Artist’s
Statement
Roer Melk Emmers/Stir Milk
Buckets
Roer, Melk
Emmers/Stir, Milk Buckets consists of nine leather buckets
balanced on a wooden installation and is loosely tied with rope to a horizontal
wooden beam. The installation was inspired by the structures and processes used
by farmers on dairy farms when feeding milk to the calves who reside in small
stalls away from their mothers. The milk of the cows is poured/squeezed into
plastic buckets which is then fed to the calves just outside of their stalls
and placed upside down on a wooden structure/beam to rid of any excess milk and
prevent it from going sour.
I
found this process bizarre and alienating towards to calves, who feed on the
rationed portions provided to them by the farmers, rather than feeding from the
teats of their mothers and the natural milk that the cows are able to provide.

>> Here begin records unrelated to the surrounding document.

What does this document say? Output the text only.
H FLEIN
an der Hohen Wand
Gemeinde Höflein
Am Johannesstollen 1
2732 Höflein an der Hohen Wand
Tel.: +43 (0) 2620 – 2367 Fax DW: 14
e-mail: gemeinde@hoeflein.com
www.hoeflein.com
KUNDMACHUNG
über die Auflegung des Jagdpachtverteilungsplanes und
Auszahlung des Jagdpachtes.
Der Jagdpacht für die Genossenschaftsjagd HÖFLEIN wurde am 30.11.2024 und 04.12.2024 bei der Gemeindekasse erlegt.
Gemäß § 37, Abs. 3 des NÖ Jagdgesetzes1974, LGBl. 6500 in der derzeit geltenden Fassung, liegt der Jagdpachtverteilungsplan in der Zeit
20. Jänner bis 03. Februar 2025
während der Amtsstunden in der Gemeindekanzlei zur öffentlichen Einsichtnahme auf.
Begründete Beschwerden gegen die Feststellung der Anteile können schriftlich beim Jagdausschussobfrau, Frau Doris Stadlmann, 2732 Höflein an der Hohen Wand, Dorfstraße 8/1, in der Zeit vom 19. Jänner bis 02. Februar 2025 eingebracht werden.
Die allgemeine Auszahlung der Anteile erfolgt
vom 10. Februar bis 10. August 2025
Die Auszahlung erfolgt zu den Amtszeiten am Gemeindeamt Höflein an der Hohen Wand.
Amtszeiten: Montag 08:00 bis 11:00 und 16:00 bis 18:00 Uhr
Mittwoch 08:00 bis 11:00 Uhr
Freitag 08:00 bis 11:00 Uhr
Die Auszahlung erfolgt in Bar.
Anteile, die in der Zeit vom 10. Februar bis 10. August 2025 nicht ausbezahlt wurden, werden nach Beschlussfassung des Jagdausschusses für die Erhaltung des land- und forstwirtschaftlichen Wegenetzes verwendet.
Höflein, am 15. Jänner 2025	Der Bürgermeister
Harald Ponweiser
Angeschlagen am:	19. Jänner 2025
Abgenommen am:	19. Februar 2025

I use this process, and the installation itself, metaphorically to present the
viewer with both a problematic “young” or “new” South African landscape, and a
space of possibility and healing within the South African society. I present an
element of my own stance as a young, Afrikaans female in the South African
landscape by including Afrikaans words that speak of both problematic elements
within the Afrikaner culture as well as words that refer to bonds and
possibilities of growth for the South African society.
While
this act of feeding is presented as problematic through the inclusion of crude
Afrikaans words it also serves as a space of communing with words that refer to
family, bonds and growth, which is ultimately the function of this installation
- a space of communication, healing and growing, despite a problematic past.